Leonard Berberi per il “Corriere della Sera”
agron shehaj
Sguardo verso l'obiettivo, giubbotto grigio, un orologio di plastica al polso sinistro e due dita alzate con la mano destra in segno di esultanza. Marzo 1991, stazione ferroviaria di Monguelfo (Bolzano). «Sono io, avevo 13 anni. Lo scatto è di Guido Perini, un fotografo del posto che si trovava lì per documentare l' arrivo di un gruppo di migranti albanesi», dice Agron Shehaj mostrando l' immagine.

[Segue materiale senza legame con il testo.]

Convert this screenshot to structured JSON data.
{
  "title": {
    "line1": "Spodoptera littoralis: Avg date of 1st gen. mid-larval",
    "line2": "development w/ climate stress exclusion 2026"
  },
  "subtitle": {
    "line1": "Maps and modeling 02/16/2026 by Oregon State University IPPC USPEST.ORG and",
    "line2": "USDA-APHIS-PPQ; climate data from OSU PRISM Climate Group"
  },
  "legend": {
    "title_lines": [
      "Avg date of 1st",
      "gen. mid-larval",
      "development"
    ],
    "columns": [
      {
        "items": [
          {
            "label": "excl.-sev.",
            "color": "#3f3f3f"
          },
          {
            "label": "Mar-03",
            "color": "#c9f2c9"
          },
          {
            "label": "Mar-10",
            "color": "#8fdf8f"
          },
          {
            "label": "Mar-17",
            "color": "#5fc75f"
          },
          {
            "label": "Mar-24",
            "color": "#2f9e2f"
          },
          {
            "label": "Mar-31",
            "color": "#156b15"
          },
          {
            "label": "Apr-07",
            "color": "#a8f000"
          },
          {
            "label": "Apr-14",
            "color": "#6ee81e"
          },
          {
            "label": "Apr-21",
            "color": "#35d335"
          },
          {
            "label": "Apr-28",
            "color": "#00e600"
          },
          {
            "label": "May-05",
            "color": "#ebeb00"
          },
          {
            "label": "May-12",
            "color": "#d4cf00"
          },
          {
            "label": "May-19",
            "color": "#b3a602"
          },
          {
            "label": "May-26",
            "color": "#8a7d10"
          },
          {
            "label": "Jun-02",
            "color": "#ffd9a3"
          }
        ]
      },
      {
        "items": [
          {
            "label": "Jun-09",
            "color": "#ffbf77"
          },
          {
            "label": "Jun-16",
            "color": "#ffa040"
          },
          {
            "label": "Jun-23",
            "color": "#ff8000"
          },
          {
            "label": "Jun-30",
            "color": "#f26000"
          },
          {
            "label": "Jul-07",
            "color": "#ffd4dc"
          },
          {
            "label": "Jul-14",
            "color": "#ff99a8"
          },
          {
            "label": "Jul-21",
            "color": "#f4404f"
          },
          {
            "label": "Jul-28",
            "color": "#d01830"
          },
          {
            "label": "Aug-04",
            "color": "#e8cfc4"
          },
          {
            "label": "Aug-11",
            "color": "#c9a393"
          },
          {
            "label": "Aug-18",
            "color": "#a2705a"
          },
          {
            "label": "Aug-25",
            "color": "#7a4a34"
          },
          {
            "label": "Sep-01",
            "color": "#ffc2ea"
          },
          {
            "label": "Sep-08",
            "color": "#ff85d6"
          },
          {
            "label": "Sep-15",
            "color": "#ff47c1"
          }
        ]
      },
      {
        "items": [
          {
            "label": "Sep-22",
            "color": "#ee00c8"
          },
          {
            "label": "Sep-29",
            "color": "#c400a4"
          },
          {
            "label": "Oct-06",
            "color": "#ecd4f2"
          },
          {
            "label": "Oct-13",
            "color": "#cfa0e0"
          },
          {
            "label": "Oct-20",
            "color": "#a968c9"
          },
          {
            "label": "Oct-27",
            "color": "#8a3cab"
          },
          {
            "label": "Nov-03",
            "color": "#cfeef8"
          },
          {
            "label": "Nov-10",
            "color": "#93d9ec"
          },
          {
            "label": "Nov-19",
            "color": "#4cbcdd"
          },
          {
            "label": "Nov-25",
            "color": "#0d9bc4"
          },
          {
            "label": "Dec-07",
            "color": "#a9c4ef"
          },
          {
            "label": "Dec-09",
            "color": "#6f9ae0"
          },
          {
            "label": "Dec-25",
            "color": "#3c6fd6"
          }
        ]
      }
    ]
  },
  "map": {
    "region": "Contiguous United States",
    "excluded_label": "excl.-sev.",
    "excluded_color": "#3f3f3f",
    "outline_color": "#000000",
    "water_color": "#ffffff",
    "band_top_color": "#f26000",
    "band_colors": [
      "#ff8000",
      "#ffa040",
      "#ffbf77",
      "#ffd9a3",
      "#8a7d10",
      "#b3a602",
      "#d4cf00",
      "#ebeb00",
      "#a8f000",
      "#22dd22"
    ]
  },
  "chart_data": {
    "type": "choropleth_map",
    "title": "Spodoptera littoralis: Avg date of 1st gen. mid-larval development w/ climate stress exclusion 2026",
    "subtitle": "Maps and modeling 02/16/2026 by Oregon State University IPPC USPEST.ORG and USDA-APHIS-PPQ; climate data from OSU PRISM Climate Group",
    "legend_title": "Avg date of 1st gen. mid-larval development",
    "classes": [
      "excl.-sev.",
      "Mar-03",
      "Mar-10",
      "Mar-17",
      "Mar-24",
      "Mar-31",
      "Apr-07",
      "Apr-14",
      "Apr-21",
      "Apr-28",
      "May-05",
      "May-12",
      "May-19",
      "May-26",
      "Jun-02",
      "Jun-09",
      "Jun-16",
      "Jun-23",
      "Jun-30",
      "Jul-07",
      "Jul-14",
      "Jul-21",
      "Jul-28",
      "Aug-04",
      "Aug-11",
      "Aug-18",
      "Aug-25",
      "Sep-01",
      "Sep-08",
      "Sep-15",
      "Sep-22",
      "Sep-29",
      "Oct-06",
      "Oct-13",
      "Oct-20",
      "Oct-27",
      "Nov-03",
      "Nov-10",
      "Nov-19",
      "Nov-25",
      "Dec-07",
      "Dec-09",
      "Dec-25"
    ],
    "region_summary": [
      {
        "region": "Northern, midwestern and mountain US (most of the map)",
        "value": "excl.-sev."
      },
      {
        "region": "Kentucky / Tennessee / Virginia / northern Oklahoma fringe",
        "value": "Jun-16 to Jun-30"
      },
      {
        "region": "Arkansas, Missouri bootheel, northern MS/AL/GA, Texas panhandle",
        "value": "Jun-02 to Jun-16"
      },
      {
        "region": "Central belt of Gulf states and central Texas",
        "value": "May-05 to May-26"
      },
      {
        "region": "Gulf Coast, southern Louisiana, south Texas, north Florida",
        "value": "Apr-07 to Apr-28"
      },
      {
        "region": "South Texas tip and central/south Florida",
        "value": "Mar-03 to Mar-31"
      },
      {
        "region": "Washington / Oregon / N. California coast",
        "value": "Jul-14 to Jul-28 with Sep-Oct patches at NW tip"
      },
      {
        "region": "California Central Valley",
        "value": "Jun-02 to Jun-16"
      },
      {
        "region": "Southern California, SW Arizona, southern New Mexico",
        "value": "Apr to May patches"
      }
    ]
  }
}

Un quarto di secolo dopo quel bambino fuggito con la famiglia da Valona è diventato uno dei «padroni» dei call center d' Europa, Intercom Data Service (IDS), quindici uffici sparsi in Albania, oltre tremila dipendenti - «quasi tutti del posto, qualche italiano e un inglese» -, clienti del Belpaese, 20 milioni di euro all' anno di fatturato e quartier generale al «Bllok», pieno centro di Tirana, un tempo il quartiere blindato che ospitava il dittatore comunista e i suoi «delfini».
AGRON SHEHAJ
Lui, Agron, appartiene alla prima ondata migratoria degli albanesi. «Sono sbarcato a Brindisi dopo un lungo viaggio su una nave militare albanese», ricorda. «Abbiamo tentato di entrare all' ambasciata italiana a Tirana per chiedere asilo politico, solo che quel giorno l' edificio era chiuso. Siamo tornati a Valona e abbiamo aspettato l' occasione migliore».
L'opportunità s'è concretizzata in un'imbarcazione arrugginita. «In viaggio eravamo io, mamma, papà, il fratellino più piccolo e un altro centinaio di connazionali», continua. Una lunga traversata. «Ma a noi bimbi ci hanno messi nelle cuccette a dormire. Mi sono svegliato con gli elicotteri sopra e la banchina del porto di Brindisi davanti».
Poche ore dopo la famiglia era già su un treno. Direzione Nord Italia. «Ci hanno fatti scendere a Monguelfo e l'accoglienza è stata incredibile: decine di persone del posto ci davano cibo e vestiti. Qualche giorno dopo un signore ha fermato per strada me e il fratellino e ci ha regalato una bici: "Prendetela, è vostra", ha detto». Un anno fa, poco più su, è successo qualcosa di simile. «Quando i profughi siriani sono stati accolti alla stazione di Monaco di Baviera dai tedeschi con tanti regali ho rivisto le stesse scene dell' Alto Adige».
AGRON SHEHAJ
E l'impatto con il posto? «Un paradiso! C' era un ordine mai visto, tutto era pulito, tutto era curato, tutto era bello. Il contrario dell' Albania». Tre mesi dopo la famiglia di Agron si trasferisce a Bolzano. Poi il ragazzo si sposta a Firenze per studiare Economia e commercio all' università. «In attesa di discutere la tesi ho fatto alcuni colloqui per lavorare in banca a Milano e ho pensato che avesse senso aprire un call center in Albania dopo aver visto cosa facevano gli indiani per le aziende americane».
call center
Gli albanesi parlano l'italiano, si è detto Agron, il costo del lavoro è molto più basso, perché non offrire il servizio alle aziende che si trovano dall' altra parte dell' Adriatico? Nasce così, ed è il novembre 2005, IDS, il call center che ha messo in crisi quelli con sede in Italia. «Però ho i miei limiti», precisa il proprietario. «Le mie linee telefoniche non devono fornire servizi che danneggiano le persone». Allora niente contratti con aziende che offrono servizi vietati ai minori, cartomanzia, gioco d' azzardo o investimenti finanziari rischiosi.
CALL CENTER IN ALBANIA
Negli ultimi tempi investe anche sul digitale. Su «Local Web» (si occupa di promuovere le aziende e vendere i loro servizi e prodotti e che opera sia qui sia nel Regno Unito), su «Chebuoni.it» e «Homepal». L'Albania, sostiene, «è migliorata molto, ma resta tanta strada da fare». Mai pensato alla politica? «No, grazie. Si può fare bene alla collettività anche nel privato, creando posti di lavoro», taglia corto.
Sposato con una connazionale («presto prenderà anche lei il passaporto italiano»), due figli, ha deciso di trasferirsi a Milano. «Ma in famiglia si parla albanese: i bimbi sono nati in Italia, la loro lingua principale è l' italiano, ma devono conoscere anche quella dei genitori». Perché le origini, ecco, non vanno mai dimenticate.